Для акции был подготовлен небольшой автобус. Что за акция – концептуализм? Вроде того: нормальная акция, едем на Ленгоры разлагать войска. АЯ, больше ничего не спрашивая, прыгнул внутрь. Впереди растащили для проезда кусок баррикады. Автобус, трясясь как сукин сын, выехал на мост. Боялись, что за мостом остановит патруль, но обошлось. Без приключений мимо вереницы спящих, если не сдохших танков дунули вдоль набережной в сторону «Мосфильма». Вот так же когда-то с режимных съемок возвращались, чтобы сдать отснятый материал в производство.

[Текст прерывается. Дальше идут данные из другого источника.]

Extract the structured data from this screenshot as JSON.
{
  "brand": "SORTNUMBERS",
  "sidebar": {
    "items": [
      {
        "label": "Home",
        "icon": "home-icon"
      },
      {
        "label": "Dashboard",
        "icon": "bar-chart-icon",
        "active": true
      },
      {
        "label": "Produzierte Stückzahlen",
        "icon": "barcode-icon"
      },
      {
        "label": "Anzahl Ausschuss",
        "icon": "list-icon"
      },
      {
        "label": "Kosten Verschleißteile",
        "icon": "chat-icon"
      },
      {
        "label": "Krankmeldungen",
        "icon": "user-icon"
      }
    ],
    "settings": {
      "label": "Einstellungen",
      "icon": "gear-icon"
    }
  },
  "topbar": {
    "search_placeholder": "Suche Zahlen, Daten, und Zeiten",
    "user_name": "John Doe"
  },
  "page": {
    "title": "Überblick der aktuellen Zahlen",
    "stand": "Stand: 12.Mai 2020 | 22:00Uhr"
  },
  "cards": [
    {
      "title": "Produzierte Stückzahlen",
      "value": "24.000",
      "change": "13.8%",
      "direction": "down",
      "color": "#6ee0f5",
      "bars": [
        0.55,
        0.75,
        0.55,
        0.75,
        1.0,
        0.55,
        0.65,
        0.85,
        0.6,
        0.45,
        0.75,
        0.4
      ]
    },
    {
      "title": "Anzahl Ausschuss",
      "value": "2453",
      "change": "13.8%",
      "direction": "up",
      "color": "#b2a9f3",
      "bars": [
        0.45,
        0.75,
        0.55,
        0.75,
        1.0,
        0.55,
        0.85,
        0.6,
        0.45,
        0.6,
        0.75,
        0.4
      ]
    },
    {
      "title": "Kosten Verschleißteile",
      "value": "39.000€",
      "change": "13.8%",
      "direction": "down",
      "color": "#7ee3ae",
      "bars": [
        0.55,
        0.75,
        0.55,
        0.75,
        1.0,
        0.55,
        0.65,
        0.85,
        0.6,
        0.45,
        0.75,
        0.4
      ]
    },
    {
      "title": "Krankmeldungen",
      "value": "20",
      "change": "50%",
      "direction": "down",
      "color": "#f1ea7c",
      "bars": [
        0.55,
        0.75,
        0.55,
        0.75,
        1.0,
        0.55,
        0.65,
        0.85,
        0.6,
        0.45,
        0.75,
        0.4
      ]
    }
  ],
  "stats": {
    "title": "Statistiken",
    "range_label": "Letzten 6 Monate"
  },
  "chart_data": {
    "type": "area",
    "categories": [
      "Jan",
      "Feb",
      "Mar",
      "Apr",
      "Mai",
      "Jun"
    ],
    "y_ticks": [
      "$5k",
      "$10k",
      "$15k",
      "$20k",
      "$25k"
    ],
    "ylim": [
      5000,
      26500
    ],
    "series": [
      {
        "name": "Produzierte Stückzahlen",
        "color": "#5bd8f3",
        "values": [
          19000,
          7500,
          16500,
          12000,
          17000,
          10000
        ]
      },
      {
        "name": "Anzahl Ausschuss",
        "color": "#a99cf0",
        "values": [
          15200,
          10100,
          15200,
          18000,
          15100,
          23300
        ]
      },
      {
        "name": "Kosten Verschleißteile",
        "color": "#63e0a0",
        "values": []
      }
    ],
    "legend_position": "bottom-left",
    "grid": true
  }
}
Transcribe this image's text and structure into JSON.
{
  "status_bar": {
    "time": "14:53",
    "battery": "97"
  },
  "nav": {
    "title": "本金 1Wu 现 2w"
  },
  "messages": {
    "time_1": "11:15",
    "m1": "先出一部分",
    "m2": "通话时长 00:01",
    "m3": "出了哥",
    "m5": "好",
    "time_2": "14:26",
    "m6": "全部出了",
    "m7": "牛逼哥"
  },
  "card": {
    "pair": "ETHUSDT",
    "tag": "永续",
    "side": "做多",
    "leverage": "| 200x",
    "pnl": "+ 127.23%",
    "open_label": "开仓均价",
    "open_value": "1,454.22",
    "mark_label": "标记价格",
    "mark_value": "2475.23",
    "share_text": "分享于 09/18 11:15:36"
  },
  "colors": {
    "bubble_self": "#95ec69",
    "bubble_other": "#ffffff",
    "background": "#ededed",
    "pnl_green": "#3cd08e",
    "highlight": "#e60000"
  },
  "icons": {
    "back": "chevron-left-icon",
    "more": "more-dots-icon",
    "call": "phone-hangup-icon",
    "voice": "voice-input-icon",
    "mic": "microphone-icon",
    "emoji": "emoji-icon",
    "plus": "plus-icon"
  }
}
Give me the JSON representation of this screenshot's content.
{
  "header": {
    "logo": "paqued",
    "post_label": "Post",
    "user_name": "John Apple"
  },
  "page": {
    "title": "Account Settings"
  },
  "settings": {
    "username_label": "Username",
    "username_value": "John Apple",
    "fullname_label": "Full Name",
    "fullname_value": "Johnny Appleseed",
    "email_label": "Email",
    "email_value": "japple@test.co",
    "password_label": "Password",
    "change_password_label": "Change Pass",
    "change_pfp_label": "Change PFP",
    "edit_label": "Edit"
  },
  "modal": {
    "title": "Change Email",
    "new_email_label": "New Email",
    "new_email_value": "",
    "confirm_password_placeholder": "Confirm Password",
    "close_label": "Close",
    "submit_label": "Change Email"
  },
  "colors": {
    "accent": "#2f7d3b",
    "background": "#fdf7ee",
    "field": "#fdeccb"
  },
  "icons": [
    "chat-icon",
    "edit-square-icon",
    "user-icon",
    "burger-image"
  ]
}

В автобусе среди баррикадчиков были депутаты Верховного Совета и даже один член всесоюзного правительства, профессор Воронцов Николай Николаевич, министр экологии, единственный, кстати сказать, из горбачевского кабинета, кто осудил путч. Присутствие Саши Корбаха всех вдохновляло. Молодежь вас знает, а солдаты – это та же самая молодежь.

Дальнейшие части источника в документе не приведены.